A study by consultant group Ramboll shows that motor vehicles operating just in DuPage County emit many times the levels of EtO that Sterigenics does. Motor vehicles account for approximately 6,800 pounds of EtO emissions per year. Sterigenics was emitting at the rate of 380 pounds per year when the plant was last running. The Illinois EPA shut the plant down in February.
“As the U.S. EPA has already indicated, there are multiple sources of EO in the Willowbrook area,” Phillip Macnabb, president of Sterigenics, said in a statement. “EO emissions from vehicles in DuPage County are approximately 18 times greater than the amount of EO released by the Willowbrook facility, clearly indicating that cars and trucks are a significant contributor to EO levels in the air around Willowbrook.”
Macnabb added that besides cars and trucks, construction and a local diesel generator almost certainly added to EtO levels measured by the EPA
In addition, the results of two studies into the potential health risks of the gas confirm what independent air quality experts have been saying ever since the first news reports linked the gas to cancer: local residents are not at higher risk from contracting cancer due to EtO emitted by the plant.
One study published in the International Journal of Environmental Research and Public Health reevaluated historical exposures to the gas among workers (who are exposed at many times the levels detected in the air around the Sterigenics plant) in the National Institute of Occupational Safety and Health (NIOSH) study cohort.
The U.S. EPA relies on the NIOSH cohort study findings in its 2016 IRIS risk assessment, Sterigenics said in a statement. But the review found that the trend in EtO exposures during the study period was opposite the trend indicated in the NIOSH study “suggesting that the US EPA’s exclusive reliance on the NIOSH cohort to estimate EO cancer risk should be re-examined.”

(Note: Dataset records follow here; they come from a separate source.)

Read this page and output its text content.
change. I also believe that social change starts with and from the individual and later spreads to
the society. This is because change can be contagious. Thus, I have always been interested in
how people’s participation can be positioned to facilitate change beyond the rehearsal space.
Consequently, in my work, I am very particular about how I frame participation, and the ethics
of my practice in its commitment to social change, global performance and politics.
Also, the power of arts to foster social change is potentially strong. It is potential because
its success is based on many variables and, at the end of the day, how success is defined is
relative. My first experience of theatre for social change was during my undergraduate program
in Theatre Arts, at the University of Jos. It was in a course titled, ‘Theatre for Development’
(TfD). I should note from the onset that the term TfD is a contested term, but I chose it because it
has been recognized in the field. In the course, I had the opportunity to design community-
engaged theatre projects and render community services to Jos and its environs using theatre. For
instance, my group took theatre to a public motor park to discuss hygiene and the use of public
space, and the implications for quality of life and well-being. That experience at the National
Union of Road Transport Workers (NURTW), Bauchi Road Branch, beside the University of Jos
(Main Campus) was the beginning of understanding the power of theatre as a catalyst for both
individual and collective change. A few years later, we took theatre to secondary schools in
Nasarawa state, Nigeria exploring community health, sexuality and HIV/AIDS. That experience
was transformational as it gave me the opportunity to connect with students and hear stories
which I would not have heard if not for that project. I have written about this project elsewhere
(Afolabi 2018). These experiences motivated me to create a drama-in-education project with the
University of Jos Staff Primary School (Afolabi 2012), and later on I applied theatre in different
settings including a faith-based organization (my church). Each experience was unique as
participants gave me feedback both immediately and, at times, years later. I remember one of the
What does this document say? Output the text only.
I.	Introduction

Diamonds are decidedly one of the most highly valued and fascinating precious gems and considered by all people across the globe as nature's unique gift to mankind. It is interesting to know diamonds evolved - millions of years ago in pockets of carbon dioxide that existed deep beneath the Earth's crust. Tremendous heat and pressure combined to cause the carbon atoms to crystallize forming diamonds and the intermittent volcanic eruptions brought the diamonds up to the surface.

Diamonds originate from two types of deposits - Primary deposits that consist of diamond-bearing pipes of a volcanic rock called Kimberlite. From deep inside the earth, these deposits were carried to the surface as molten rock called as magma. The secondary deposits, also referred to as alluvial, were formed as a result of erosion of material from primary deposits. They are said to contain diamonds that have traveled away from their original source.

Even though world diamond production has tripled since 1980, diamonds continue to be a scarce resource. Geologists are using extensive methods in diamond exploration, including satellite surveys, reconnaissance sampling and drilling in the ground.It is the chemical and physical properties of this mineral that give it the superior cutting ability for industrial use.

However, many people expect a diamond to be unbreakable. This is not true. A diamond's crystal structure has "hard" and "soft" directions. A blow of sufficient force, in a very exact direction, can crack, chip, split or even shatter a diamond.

Another study appearing in The International Archives of Occupational and Environment Health (IAOEH) conducted a systematic literature review and meta-analysis of studies of cancer risks among workers exposed to EtO. Based on their review, the researchers concluded that the most recent and informative studies on the topic “do not support the conclusion that exposure to EtO during production or use in sterilization processes is associated with an increased risk of lymphohematopoietic cancers (LHC) or breast cancer,” Sterigenics said.
The new research supports earlier assessments of Sterigenics and EtO by independent air quality experts. For an earlier story on EtO, Rich Trzupek said the EPA readings “were temporary and spatially limited. You would have to stand in the same spot for 33 years with the wind coming from the same direction to see any increased cancer risk from the levels the EPA found. You have a greater chance of getting sick of dying from thousands of other things.”
Sterigenics has gone to court to get its Willowbrook plant reopened.